FM: Brexit is a challenge for everybody, but it also real opportunity to move away from that straitjacket which the EU and the Common Agricultural Policy is, in terms of how farmers behave and what they do to receive the subsidies.

There is an opportunity for reshaping what farming is, how sustainable it is, how environmentally friendly it is, how high quality the products are.

All of those things can be invested in here in Somerset. I’m a strong supporter of the Exmoor Ambition, those sorts of models for how we can move forward in this region really need to be promoted.

I also don’t think we are very good at shouting about ourselves in this part of the world, we have coastline, two areas of outstanding natural beauty, urban centres with large historic interest but far less tourism than Cornwall and Devon.

We need to promote tourism here and we need to do more to keep young people here.

CG: So voters are clear what is your stance on Brexit? How did you vote in 2016 and where do you stand now?

FM: I’ve always been sceptical about the European project but felt it may be a good thing if we could reform it radically.

That hasn’t happened and it isn’t about to happen. So given that, we need to get out so we can set our own agenda.

Actually at the time of the referendum I voted to remain, if the referendum were to happen again I would firmly vote to exit the EU.

I’m a supporter of Brexit for various economic and political reasons, but also as a point of principle. The referendum happened, there was an outcome, we need to respect that.

CG: Do you think economic growth and tackling the climate emergency can go hand-in-hand?

FM: I don’t know if there needs to be change in economic growth but maybe changes in what those economies are. We need investment in sustainable forms of energy, research and development into algae biofuel is a huge thing is something we should be talking about a lot more and being more excited about. We do need to grasp the nettle which is our own lifestyle, our habits, how do we as individuals impact the environment and I think there needs to be more education about that. In rural areas it is difficult to get around without owning a car, so we need decent train lines, better bus services.

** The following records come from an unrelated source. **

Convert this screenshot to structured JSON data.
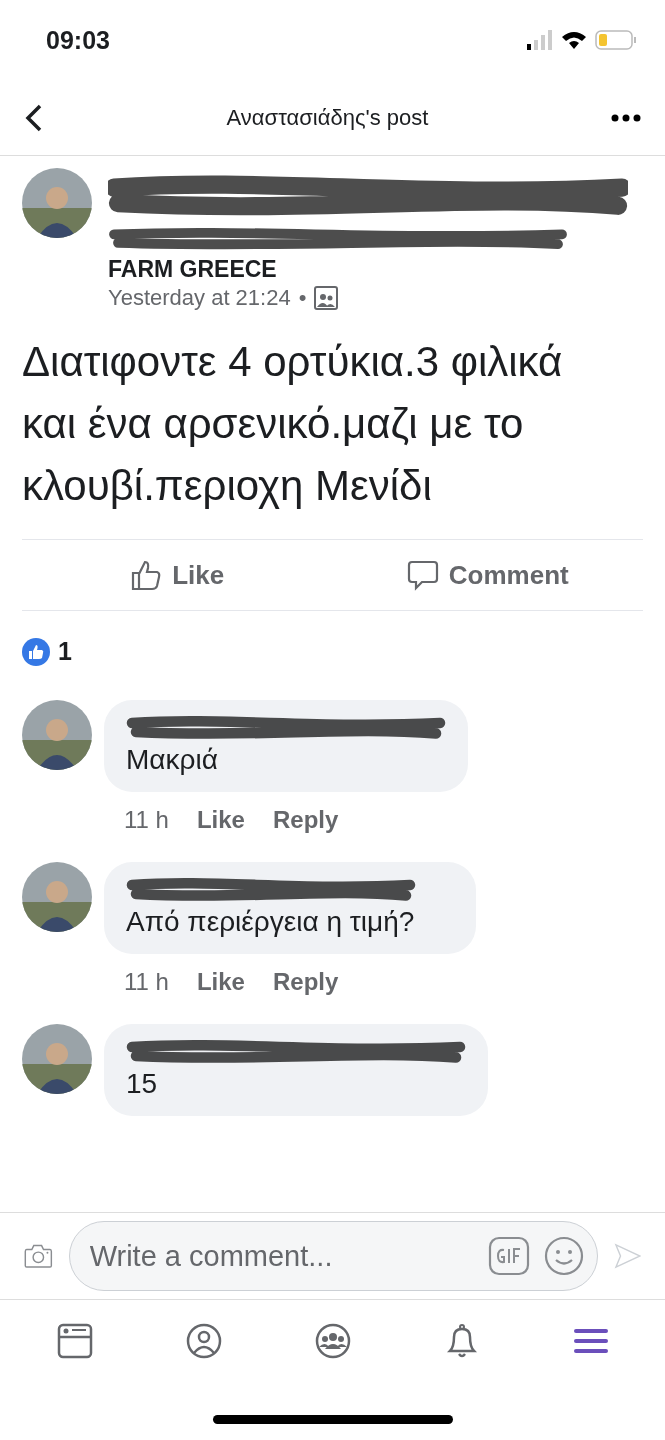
{
  "status_bar": {
    "time": "09:03"
  },
  "header": {
    "title": "Αναστασιάδης's post"
  },
  "post": {
    "author_visible": "FARM GREECE",
    "time": "Yesterday at 21:24",
    "separator": "•",
    "text": "Διατιφοντε 4 ορτύκια.3 φιλικά και ένα αρσενικό.μαζι με το κλουβί.περιοχη Μενίδι"
  },
  "actions": [
    {
      "kind": "like",
      "label": "Like"
    },
    {
      "kind": "comment",
      "label": "Comment"
    }
  ],
  "reactions": {
    "count": "1"
  },
  "comments": [
    {
      "text": "Μακριά",
      "time": "11 h",
      "like": "Like",
      "reply": "Reply"
    },
    {
      "text": "Από περιέργεια η τιμή?",
      "time": "11 h",
      "like": "Like",
      "reply": "Reply"
    },
    {
      "text": "15"
    }
  ],
  "composer": {
    "placeholder": "Write a comment..."
  },
  "nav": [
    {
      "kind": "feed",
      "selected": false
    },
    {
      "kind": "profile",
      "selected": false
    },
    {
      "kind": "groups",
      "selected": false
    },
    {
      "kind": "bell",
      "selected": false
    },
    {
      "kind": "menu",
      "selected": true
    }
  ]
}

Get to know your candidate:

CG: Do you have any pets?

FM: Yes, I have a cat called Lightning Trevor!

What hobbies do you enjoy in your spare time?

FM: I work a lot but when I do get some down time I like to read and write, I play the guitar. I love food and wine too.

CG: Do you have a favourite film?

FM: The first one that came to my head is a film called Archipelago by a female writer called Joanna Hogg who I think is amazing.

It was one of Tom Hiddleston’s first screen performances and is about a family on holiday on the Scilly Isles.

I highly recommend it!

CG: If you could have three dinner party guests, from the past or present, who would you invite?

FM: I think while there are a lot of people that fascinate me I’m not sure I want to meet them! It probably sounds cheesy but I would rather have dinner with people I know and love.